No systemic abnormalities are associated with Oguchi disease.

Genetics

Oguchi type 2 disease is an autosomal recessive condition caused by mutations in the rhodopsin kinase (GRK1) gene (13q34) whose product works with arrestin in turning off rhodopsin after light activation as part of the dark adaptation mechanism.

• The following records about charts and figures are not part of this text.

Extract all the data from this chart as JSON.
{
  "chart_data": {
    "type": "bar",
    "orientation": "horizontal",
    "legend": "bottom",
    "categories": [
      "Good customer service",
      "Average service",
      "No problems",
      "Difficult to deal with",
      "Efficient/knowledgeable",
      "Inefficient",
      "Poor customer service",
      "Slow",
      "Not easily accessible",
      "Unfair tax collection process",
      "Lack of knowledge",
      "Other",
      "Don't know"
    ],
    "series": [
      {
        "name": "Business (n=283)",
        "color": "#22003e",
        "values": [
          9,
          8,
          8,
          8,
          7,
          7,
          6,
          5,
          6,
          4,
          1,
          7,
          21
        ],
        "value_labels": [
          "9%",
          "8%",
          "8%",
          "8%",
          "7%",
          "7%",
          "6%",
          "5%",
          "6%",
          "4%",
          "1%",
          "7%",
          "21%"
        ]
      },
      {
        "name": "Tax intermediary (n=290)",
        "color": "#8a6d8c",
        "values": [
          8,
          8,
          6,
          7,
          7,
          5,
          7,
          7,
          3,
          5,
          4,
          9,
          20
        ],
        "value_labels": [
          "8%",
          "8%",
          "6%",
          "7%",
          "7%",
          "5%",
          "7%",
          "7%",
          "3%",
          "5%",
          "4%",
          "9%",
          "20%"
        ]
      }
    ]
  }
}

Oguchi type 1 disease (258100) is a similar form of congenital stationary nightblindness caused by mutations in the SAG gene.

Treatment Options

No treatment is available.

References

Yamamoto S, Sippel KC, Berson EL, Dryja TP. Defects in the rhodopsin kinase gene in the Oguchi form of stationary night blindness. Nat Genet. 1997 Feb;15(2):175-8.

PubMed ID: 
9020843

Hayashi T, Gekka T, Takeuchi T, Goto-Omoto S, Kitahara K. A novel homozygous GRK1 mutation (P391H) in 2 siblings with Oguchi disease with markedly reduced cone responses. Ophthalmology. 2007 Jan;114(1):134-41.

PubMed ID: 
17070587

Oguchi Disease, Type 1

Clinical Characteristics

Ocular Features

The distinctive feature of Oguchi disease is the peculiar and distinctive discoloration of the fundus under various light conditions, known as the Mizuo phenomenon.  Typically, the fundus assumes a golden or gray-white coloration under light adapted conditions but this disappears during acute dark adaptation and only reappears after prolonged time spent in darkness.  Rod dark adaptation is markedly delayed while that of cones is normal.  Visual acuity, visual fields and color vision are all normal.   A- and b-waves on single flash ERG are decreased or absent under lighted conditions but increase after prolonged dark adaptation.  Night blindness is present from birth without progression.

Systemic Features

No systemic abnormalities are associated with Oguchi disease.

Genetics

Oguchi type 1 disease is an autosomal recessive condition caused by mutations in the arrestin (SAG) gene (2q37.1) whose product is an intrinsic photoreceptor protein that participates in the recovery phase of light transduction.

Oguchi disease type 2 (613411), a similar form of congenital stationary night blindness, is caused by mutations in the GRK1 gene.  Genotyping is required to distinguish between the two types.

Treatment Options

No treatment is available.

References

Fuchs S, Nakazawa M, Maw M, Tamai M, Oguchi Y, Gal A. A homozygous 1-base pair deletion in the arrestin gene is a frequent cause of Oguchi disease in Japanese. Nat Genet. 1995 Jul;10(3):360-2.

PubMed ID: 
7670478

Maw MA, John S, Jablonka S, M?oller B, Kumaramanickavel G, Oehlmann R, Denton MJ, Gal A. Oguchi disease: suggestion of linkage to markers on chromosome 2q. J Med Genet. 1995 May;32(5):396-8.